Para Andreas Reckwitz, os desafios da nova situação vão exigir três Rs: Resiliência, Reavaliação e Redistribuição. Pela resiliência quer-se fortalecer as sociedades (saúde, segurança, instituições da democracia liberal, para que sejam menos vulneráveis a eventos negativos. Pela reavalização quer-se procurar, com espírito inovador, conhecimento e iniciativa, transformar em possibilidade de fazer diferente ou em vantagem o que se perdeu, ou se foi forçado a deixar para trás, por causa de mudanças tecnológicas, climáticas ou mesmo de costumes. Pela redistribuição quer-se mostrar a preocupação em garantir que ninguém ou grupo social fique mais prejudicado quando há perdas, nem que deixe de beneficiar dos ganhos obtidos com o melhor desempenho nas novas circunstâncias.
O problema é como encarar esses desafios quando ainda se vive com a mentalidade de um mundo criado há oitenta anos, mas que está a tornar-se irreconhecível à medida que os dias passam. Os partidos tradicionais querem continuar a fazer o mais do mesmo extrapolando nas promessas de “mais e melhor” sem a devida atenção pelas dificuldades crescentes em as cumprir. As pessoas querem tudo e agora num mundo de conectividade até pouco tempo inimaginável, em que as expectativas aumentaram extraordinariamente, não parece haver limite para o que é reivindicado. As forças políticas emergentes de carácter populista, alimentando-se das frustrações, desilusões e ressentimento que o choque das promessas e das expectativas com a realidade, focam-se na descredibilização das instituições, nos ataques aos políticos e à política e no bloqueio do diálogo democrático.

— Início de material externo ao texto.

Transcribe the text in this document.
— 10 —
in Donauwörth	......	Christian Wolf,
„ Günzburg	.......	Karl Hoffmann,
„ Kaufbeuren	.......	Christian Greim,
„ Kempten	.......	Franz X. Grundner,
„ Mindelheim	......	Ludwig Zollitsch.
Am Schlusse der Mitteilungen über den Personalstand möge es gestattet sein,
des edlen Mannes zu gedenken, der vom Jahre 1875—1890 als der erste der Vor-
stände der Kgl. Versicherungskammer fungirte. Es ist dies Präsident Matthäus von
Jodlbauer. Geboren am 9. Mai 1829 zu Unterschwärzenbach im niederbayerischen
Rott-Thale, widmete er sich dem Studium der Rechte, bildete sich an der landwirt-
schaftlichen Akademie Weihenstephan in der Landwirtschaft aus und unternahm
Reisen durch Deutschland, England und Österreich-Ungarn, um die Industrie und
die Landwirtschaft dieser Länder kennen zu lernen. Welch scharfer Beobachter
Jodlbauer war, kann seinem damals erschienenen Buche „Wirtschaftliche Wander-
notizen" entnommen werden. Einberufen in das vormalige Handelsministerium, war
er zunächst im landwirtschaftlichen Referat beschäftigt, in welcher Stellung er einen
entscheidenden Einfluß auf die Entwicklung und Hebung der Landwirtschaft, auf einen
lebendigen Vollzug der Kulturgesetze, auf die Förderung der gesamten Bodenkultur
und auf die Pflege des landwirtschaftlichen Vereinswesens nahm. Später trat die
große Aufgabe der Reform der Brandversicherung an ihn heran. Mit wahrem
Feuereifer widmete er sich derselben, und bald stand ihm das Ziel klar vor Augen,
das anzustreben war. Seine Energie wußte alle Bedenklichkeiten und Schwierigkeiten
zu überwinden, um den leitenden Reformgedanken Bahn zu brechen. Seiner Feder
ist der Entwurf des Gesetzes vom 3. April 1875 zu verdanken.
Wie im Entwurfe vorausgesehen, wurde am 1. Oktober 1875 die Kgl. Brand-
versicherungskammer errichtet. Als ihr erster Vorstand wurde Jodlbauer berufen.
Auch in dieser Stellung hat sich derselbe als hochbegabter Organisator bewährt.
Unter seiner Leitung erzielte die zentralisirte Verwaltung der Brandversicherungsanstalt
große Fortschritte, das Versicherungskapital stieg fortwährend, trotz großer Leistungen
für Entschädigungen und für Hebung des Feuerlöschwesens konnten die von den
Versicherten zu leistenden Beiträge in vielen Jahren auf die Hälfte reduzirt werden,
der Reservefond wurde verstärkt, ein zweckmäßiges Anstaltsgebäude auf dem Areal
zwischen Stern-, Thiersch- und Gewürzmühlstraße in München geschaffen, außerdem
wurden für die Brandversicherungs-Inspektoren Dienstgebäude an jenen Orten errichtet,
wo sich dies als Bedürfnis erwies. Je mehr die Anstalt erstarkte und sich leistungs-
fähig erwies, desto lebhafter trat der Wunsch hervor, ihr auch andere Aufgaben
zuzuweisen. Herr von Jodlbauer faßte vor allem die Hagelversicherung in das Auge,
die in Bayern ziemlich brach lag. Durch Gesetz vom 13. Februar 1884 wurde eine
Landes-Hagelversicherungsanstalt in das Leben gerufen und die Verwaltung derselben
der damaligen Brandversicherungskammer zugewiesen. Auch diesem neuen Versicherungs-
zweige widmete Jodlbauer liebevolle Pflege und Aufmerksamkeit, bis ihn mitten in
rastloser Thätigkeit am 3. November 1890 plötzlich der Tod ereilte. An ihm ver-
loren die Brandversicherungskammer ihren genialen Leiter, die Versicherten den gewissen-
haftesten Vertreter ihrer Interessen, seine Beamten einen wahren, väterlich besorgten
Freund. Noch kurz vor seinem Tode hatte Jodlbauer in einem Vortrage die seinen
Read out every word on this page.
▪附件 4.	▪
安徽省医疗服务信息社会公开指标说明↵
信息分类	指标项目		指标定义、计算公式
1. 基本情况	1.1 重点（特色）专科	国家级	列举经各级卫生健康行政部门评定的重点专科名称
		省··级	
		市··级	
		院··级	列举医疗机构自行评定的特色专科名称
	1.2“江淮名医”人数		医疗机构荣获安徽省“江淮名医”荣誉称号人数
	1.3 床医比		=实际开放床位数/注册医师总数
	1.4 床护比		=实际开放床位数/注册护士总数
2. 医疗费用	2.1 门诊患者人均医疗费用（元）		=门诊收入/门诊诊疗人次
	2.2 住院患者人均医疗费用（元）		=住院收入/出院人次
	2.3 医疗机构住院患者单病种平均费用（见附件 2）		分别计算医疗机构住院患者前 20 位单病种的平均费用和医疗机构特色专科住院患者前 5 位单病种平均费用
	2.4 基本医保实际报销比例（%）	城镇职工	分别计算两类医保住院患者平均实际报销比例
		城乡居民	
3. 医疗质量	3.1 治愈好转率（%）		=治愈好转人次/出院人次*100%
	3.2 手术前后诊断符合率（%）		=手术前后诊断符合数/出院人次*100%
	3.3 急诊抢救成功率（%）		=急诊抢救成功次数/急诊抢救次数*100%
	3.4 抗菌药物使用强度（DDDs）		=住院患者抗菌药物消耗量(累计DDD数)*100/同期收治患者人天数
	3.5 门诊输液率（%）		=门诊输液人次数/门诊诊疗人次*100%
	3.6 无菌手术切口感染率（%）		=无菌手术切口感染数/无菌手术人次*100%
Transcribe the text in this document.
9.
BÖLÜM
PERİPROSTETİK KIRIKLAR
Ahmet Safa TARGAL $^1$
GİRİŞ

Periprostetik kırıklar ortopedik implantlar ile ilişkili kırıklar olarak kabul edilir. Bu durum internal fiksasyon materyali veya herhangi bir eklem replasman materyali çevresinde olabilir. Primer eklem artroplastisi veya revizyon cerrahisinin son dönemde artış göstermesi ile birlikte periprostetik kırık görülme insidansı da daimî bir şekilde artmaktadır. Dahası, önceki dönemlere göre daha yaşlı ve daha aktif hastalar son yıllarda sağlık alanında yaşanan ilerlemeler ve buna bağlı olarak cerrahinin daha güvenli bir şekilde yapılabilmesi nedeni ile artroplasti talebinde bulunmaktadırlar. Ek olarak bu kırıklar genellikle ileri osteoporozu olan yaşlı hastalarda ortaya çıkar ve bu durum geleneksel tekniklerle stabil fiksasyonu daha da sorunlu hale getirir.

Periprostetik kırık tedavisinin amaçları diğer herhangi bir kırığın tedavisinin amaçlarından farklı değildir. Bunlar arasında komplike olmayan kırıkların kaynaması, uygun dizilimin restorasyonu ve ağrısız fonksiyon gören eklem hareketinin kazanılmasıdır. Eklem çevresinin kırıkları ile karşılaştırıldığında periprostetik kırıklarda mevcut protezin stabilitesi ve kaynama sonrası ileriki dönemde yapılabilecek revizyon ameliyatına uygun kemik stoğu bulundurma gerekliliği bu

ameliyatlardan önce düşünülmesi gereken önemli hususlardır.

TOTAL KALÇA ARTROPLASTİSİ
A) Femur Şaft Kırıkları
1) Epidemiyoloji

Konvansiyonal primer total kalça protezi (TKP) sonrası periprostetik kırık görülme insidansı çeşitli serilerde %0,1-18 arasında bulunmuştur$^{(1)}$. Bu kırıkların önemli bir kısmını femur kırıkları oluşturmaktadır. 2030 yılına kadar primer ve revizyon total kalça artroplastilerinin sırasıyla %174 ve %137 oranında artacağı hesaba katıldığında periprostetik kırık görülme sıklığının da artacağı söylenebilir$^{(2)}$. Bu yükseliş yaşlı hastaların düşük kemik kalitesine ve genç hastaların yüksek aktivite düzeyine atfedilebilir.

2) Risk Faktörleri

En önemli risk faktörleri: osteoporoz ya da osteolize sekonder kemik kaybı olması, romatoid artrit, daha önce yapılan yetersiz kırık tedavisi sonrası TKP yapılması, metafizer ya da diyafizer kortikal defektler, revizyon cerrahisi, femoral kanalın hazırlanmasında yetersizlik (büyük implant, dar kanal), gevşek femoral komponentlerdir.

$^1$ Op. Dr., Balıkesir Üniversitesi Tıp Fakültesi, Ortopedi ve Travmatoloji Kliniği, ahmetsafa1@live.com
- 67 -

Na política actualmente transformada em entretenimento, com insultos gratuitos aos adversários políticos, com bullying, com actos extravagantes e com acusações de corrupção, há cada vez menos diálogo e mais actos performativos dos políticos. O impulso maior para isso vem da política populista, mas conta também com muita ajuda dos partidos tradicionais e seus políticos e ainda de outros políticos considerados apartidários ou independentes. No espectáculo que é montado, todos querem ser protagonistas e aparecer. Fala-se muito na necessidade de diálogo, mas muito pouco em cumprir as regras do jogo democrático. A cacofonia que se cria no espaço público não contribui para se perceber que há uma ordem democrática e que não há vazio na autoridade do Estado. Gratuitamente mina-se a confiança e se reforça a atracção do populismo que se revê no culto do chefe.
Há, pois, que ultrapassar a actual situação para que o país possa debruçar sobre os problemas complexos que se colocam no mundo e adaptar-se com os três R de Reickwitz: resiliência, reavaliação e redistribuição para enfrentar os desafios de vária natureza que certamente encontrará à frente. A vitalidade do regime democrático que provém do exercício da liberdade num quadro legal igualmente respeitado e aceite por todos já provou que estará à altura. Afinal, foi com a democracia que o desenvolvimento realmente despontou. Não é de se cair em tentações populistas autocráticas.
Humberto Cardoso
Texto originalmente publicado na edição impressa do Expresso das Ilhas nº 1245 de 08 de Outubro de 2025.